On a recent morning, my 8-year-old son, Ivan, let me know he wouldn’t be getting his homework done after school.
It’s finally sunny out, and he’d rather shoot hoops on the playground with his friends, he said. Tall for his age, Ivan is sometimes the only white kid on the court. He notices skin color. Not long ago, he asked me, “Does Stevie Wonder know he is black?” However, what really matters to him is making friends and improving his game.
Ivan attends a racially diverse public school in Brooklyn, which increasingly is not the case for many kids in NYC. In fact, as we approach the 60th anniversary of Brown v. Board of Education next month, the landmark court decision that declared school segregation unconstitutional, New Yorkers need to face an uncomfortable truth.
A report from the Civil Rights Project at the University of California-Los Angeles found that the most segregated schools in the nation are not in Mississippi or Alabama, but in New York State. In NYC, the percentage of “intensely segregated” schools, which researchers defined as 90 to 100 percent minority, increased by 70 percent from 1989 to 2010. That describes nearly half our schools.
Why are our schools so segregated decades after black children endured violence and insults for the cause of integration? Part of the answer lies in the segregation of neighborhoods. Blatant housing discrimination has declined, but income disparity has not, leaving poor residents in at-risk areas Also, many officials have fervently championed charter schools, some of which, in NYC, have segregated black children. The UCLA report defined 73 percent of the city’s charter schools as “apartheid” schools ( less than 1 percent white) while 90 percent are “intensely segregated.”

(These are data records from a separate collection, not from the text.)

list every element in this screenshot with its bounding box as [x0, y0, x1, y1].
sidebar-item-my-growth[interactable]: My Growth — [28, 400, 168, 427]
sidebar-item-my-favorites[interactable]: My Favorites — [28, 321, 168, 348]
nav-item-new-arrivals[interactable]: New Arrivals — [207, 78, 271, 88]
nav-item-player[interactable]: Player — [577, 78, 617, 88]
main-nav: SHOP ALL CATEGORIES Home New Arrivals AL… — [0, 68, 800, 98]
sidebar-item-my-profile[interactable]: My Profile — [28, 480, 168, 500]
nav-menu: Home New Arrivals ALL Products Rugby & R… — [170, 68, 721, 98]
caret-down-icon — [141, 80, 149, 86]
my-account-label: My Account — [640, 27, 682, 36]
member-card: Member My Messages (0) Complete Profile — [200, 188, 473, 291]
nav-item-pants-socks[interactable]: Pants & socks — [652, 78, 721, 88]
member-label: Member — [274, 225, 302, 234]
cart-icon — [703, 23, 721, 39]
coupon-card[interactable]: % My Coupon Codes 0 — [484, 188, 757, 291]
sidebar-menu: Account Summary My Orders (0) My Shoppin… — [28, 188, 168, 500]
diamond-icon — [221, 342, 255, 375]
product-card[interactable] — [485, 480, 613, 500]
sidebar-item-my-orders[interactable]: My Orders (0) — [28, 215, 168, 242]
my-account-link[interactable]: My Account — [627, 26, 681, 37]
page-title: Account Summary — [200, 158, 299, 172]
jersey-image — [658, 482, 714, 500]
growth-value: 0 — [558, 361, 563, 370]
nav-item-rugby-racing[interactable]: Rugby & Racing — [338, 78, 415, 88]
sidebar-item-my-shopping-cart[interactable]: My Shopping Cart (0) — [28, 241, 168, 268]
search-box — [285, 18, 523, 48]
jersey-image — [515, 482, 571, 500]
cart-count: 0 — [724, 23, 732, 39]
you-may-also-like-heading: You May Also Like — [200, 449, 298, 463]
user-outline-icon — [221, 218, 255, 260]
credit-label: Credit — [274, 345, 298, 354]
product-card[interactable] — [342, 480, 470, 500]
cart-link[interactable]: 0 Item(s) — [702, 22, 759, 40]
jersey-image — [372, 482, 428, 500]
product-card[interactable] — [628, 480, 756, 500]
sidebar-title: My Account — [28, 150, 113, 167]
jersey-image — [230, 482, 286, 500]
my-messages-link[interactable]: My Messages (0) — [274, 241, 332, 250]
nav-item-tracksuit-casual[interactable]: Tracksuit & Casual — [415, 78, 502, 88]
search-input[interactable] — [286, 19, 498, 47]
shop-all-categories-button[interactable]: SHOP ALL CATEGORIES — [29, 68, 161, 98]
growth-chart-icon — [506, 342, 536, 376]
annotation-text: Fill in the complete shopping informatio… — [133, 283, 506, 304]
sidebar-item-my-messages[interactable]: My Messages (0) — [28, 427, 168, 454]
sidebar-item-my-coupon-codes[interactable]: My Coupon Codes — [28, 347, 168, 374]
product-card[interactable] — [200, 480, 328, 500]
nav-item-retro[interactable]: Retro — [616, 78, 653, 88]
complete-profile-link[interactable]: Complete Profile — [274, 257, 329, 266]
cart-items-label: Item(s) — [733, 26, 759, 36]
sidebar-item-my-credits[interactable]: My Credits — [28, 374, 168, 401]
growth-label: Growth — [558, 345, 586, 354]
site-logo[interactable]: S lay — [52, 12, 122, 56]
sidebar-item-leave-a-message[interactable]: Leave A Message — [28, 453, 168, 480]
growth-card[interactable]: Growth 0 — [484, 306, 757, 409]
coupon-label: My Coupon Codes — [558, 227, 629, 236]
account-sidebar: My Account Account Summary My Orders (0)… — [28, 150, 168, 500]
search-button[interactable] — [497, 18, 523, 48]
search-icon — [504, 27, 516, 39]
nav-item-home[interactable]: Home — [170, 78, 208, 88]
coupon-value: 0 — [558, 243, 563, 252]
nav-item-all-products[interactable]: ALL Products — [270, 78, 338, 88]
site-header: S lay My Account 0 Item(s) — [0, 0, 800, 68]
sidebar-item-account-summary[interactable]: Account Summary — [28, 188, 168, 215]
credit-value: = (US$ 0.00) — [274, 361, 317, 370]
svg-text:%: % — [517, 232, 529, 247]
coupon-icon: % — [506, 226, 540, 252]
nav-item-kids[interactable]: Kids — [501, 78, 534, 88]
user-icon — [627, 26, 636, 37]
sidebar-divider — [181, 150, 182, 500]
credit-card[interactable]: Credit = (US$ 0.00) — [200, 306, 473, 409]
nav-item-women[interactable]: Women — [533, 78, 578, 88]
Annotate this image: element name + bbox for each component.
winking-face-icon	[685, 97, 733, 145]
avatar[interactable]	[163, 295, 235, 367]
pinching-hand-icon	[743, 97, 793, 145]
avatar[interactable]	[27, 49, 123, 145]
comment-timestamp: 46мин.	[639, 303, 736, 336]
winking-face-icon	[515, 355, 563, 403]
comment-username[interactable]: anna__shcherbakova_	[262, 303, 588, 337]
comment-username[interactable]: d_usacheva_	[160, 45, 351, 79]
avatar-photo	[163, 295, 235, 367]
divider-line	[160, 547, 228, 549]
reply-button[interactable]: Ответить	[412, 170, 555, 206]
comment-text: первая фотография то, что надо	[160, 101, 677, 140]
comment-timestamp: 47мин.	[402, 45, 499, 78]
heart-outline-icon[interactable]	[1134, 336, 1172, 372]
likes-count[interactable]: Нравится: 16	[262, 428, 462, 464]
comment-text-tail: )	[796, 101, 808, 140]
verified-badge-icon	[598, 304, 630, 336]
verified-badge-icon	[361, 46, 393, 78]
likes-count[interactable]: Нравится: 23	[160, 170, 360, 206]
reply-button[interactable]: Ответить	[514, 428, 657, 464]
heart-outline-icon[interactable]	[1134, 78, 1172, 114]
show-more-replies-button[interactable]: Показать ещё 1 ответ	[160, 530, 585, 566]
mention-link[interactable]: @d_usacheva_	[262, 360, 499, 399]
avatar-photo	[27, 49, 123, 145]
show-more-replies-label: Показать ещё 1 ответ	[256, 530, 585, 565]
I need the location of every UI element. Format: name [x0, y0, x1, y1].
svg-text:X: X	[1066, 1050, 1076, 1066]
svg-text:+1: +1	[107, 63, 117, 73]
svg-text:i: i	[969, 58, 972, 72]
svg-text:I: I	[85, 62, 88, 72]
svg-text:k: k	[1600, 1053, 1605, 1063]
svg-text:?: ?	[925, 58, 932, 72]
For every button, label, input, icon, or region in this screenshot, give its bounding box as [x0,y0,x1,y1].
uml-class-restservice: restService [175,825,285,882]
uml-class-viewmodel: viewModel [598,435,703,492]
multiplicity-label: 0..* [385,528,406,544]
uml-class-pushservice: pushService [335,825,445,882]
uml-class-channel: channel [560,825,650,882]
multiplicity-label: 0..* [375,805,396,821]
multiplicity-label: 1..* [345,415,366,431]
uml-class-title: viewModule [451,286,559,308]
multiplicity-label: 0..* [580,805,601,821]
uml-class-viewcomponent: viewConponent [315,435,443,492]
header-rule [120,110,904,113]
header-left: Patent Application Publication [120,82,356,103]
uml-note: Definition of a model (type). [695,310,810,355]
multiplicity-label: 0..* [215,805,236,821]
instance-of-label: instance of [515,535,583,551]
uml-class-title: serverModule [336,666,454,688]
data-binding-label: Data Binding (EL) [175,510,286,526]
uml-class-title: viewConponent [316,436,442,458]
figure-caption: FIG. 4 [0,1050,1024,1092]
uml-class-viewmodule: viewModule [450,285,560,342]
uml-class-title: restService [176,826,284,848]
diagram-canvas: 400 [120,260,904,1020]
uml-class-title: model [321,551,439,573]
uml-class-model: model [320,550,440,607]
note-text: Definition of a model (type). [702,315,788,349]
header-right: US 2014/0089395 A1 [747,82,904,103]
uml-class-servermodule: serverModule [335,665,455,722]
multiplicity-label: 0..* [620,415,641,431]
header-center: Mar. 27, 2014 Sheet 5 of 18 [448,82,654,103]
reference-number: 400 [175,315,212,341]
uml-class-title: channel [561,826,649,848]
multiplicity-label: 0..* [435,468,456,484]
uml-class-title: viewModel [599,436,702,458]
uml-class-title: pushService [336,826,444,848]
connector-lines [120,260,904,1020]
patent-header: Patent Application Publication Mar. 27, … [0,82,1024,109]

Above all, however, our schools are segregated because no one has taken serious action to desegregate them, as activists and the federal government did in the middle of last century.
In 2014, that will take a commitment to traditional public schools and mixed-income housing in all neighborhoods. Mayor Bill de Blasio has sent his children to relatively integrated public schools. As mayor, he can make history by giving other NYC parents the chance to do the same.
Liza Featherstone lives and writes in Clinton Hill.